Reaction engineering analysis of the autotrophic energy metabolism of Clostridium aceticum

Acetogenesis with CO₂:H₂ or CO via the reductive acetyl-CoA pathway does not provide any net ATP formation in homoacetogenic bacteria. Autotrophic energy conservation is coupled to the generation of chemiosmotic H⁺ or Na⁺ gradients across the cytoplasm membrane using either a ferredoxin:NAD⁺ oxidoreductase (Rnf), a ferredoxin:H⁺ oxidoreductase (Ech) or substrate-level phosphorylation via cytochromes.
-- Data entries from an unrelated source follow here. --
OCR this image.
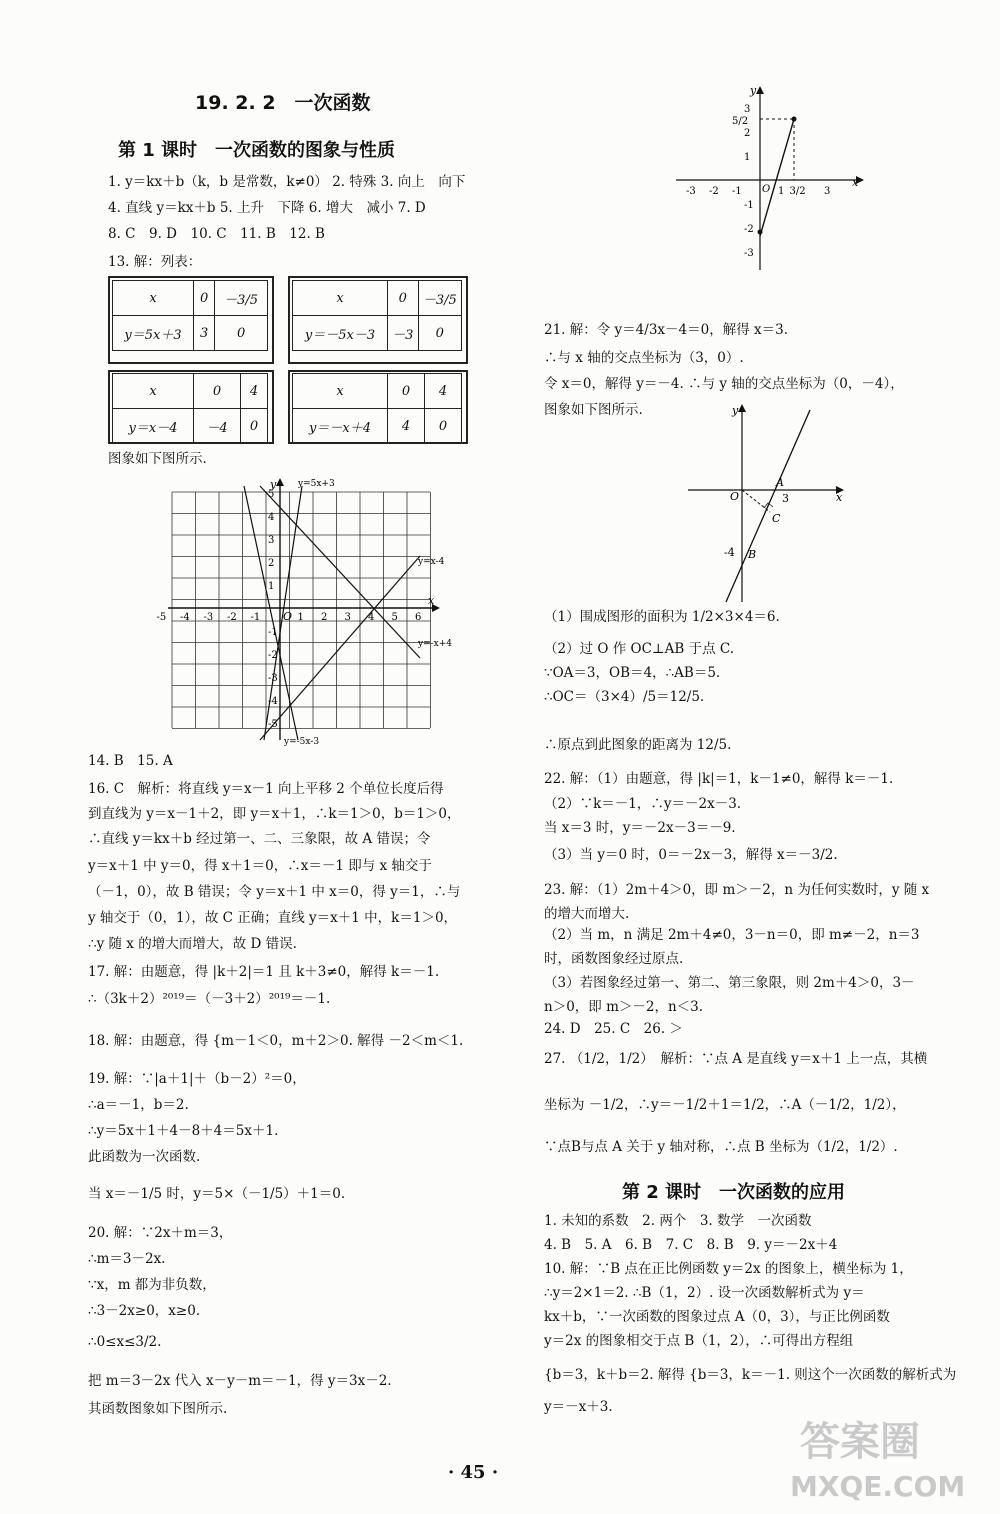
19. 2. 2　一次函数
第 1 课时　一次函数的图象与性质
1. y＝kx＋b（k，b 是常数，k≠0） 2. 特殊 3. 向上　向下
4. 直线 y＝kx＋b 5. 上升　下降 6. 增大　减小 7. D
8. C　9. D　10. C　11. B　12. B
13. 解：列表：
x	0	－3/5
y＝5x＋3	3	0
x	0	－3/5
y＝－5x－3	－3	0
x	0	4
y＝x－4	－4	0
x	0	4
y＝－x＋4	4	0
图象如下图所示.
y=5x+3
y=x-4
y=-x+4
y=-5x-3
x
y
O
-5 -4 -3 -2 -1	1 2 3 4 5 6
5
4
3
2
1
-1
-2
-3
-4
-5
14. B　15. A
16. C　解析：将直线 y＝x－1 向上平移 2 个单位长度后得
到直线为 y＝x－1＋2，即 y＝x＋1，∴k＝1＞0，b＝1＞0，
∴直线 y＝kx＋b 经过第一、二、三象限，故 A 错误；令
y＝x＋1 中 y＝0，得 x＋1＝0，∴x＝－1 即与 x 轴交于
（－1，0），故 B 错误；令 y＝x＋1 中 x＝0，得 y＝1，∴与
y 轴交于（0，1），故 C 正确；直线 y＝x＋1 中，k＝1＞0，
∴y 随 x 的增大而增大，故 D 错误.
17. 解：由题意，得 |k＋2|＝1 且 k＋3≠0，解得 k＝－1.
∴（3k＋2）²⁰¹⁹＝（－3＋2）²⁰¹⁹＝－1.
18. 解：由题意，得 {m－1＜0，m＋2＞0. 解得 －2＜m＜1.
19. 解：∵|a＋1|＋（b－2）²＝0，
∴a＝－1，b＝2.
∴y＝5x＋1＋4－8＋4＝5x＋1.
此函数为一次函数.
当 x＝－1/5 时，y＝5×（－1/5）＋1＝0.
20. 解：∵2x＋m＝3，
∴m＝3－2x.
∵x，m 都为非负数，
∴3－2x≥0，x≥0.
∴0≤x≤3/2.
把 m＝3－2x 代入 x－y－m＝－1，得 y＝3x－2.
其函数图象如下图所示.
x
y
O
-3 -2 -1	1 3/2 3
3
5/2
2
1
-1
-2
-3
21. 解：令 y＝4/3x－4＝0，解得 x＝3.
∴与 x 轴的交点坐标为（3，0）.
令 x＝0，解得 y＝－4. ∴与 y 轴的交点坐标为（0，－4），
图象如下图所示.
（1）围成图形的面积为 1/2×3×4＝6.
（2）过 O 作 OC⊥AB 于点 C.
∵OA＝3，OB＝4，∴AB＝5.
∴OC＝（3×4）/5＝12/5.
∴原点到此图象的距离为 12/5.
22. 解：（1）由题意，得 |k|＝1，k－1≠0，解得 k＝－1.
（2）∵k＝－1，∴y＝－2x－3.
当 x＝3 时，y＝－2x－3＝－9.
（3）当 y＝0 时，0＝－2x－3，解得 x＝－3/2.
23. 解：（1）2m＋4＞0，即 m＞－2，n 为任何实数时，y 随 x
的增大而增大.
（2）当 m，n 满足 2m＋4≠0，3－n＝0，即 m≠－2，n＝3
时，函数图象经过原点.
（3）若图象经过第一、第二、第三象限，则 2m＋4＞0，3－
n＞0，即 m＞－2，n＜3.
24. D　25. C　26. ＞
27. （1/2，1/2）　解析：∵点 A 是直线 y＝x＋1 上一点，其横
坐标为 －1/2，∴y＝－1/2＋1＝1/2，∴A（－1/2，1/2），
∵点B与点 A 关于 y 轴对称，∴点 B 坐标为（1/2，1/2）.
x
y
O
A
B
C
3
-4
第 2 课时　一次函数的应用
1. 未知的系数　2. 两个　3. 数学　一次函数
4. B　5. A　6. B　7. C　8. B　9. y＝－2x＋4
10. 解：∵B 点在正比例函数 y＝2x 的图象上，横坐标为 1，
∴y＝2×1＝2. ∴B（1，2）. 设一次函数解析式为 y＝
kx＋b，∵一次函数的图象过点 A（0，3），与正比例函数
y＝2x 的图象相交于点 B（1，2），∴可得出方程组
{b＝3，k＋b＝2. 解得 {b＝3，k＝－1. 则这个一次函数的解析式为
y＝－x＋3.
· 45 ·
答案圈
MXQE.COM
The first isolated acetogenic bacterium Clostridium aceticum shows both cytochromes and Rnf complex, putting it into an outstanding position. Autotrophic batch processes with continuous gas supply were performed in fully controlled stirred-tank bioreactors to elucidate energy metabolism of C. aceticum. Varying the initial Na⁺ concentration in the medium showed sodium-dependent growth of C. aceticum with a growth optimum between 60 and 90 mM Na⁺. The addition of the Na⁺-selective ionophore ETH2120 or the protonophore CCCP or the H⁺/cation-antiporter monensin revealed that an H⁺ gradient is used as primary energy conservation mechanism, which strengthens the exceptional position of C. aceticum as acetogenic bacterium showing an H⁺-dependent energy conservation mechanism as well as Na⁺-dependent growth.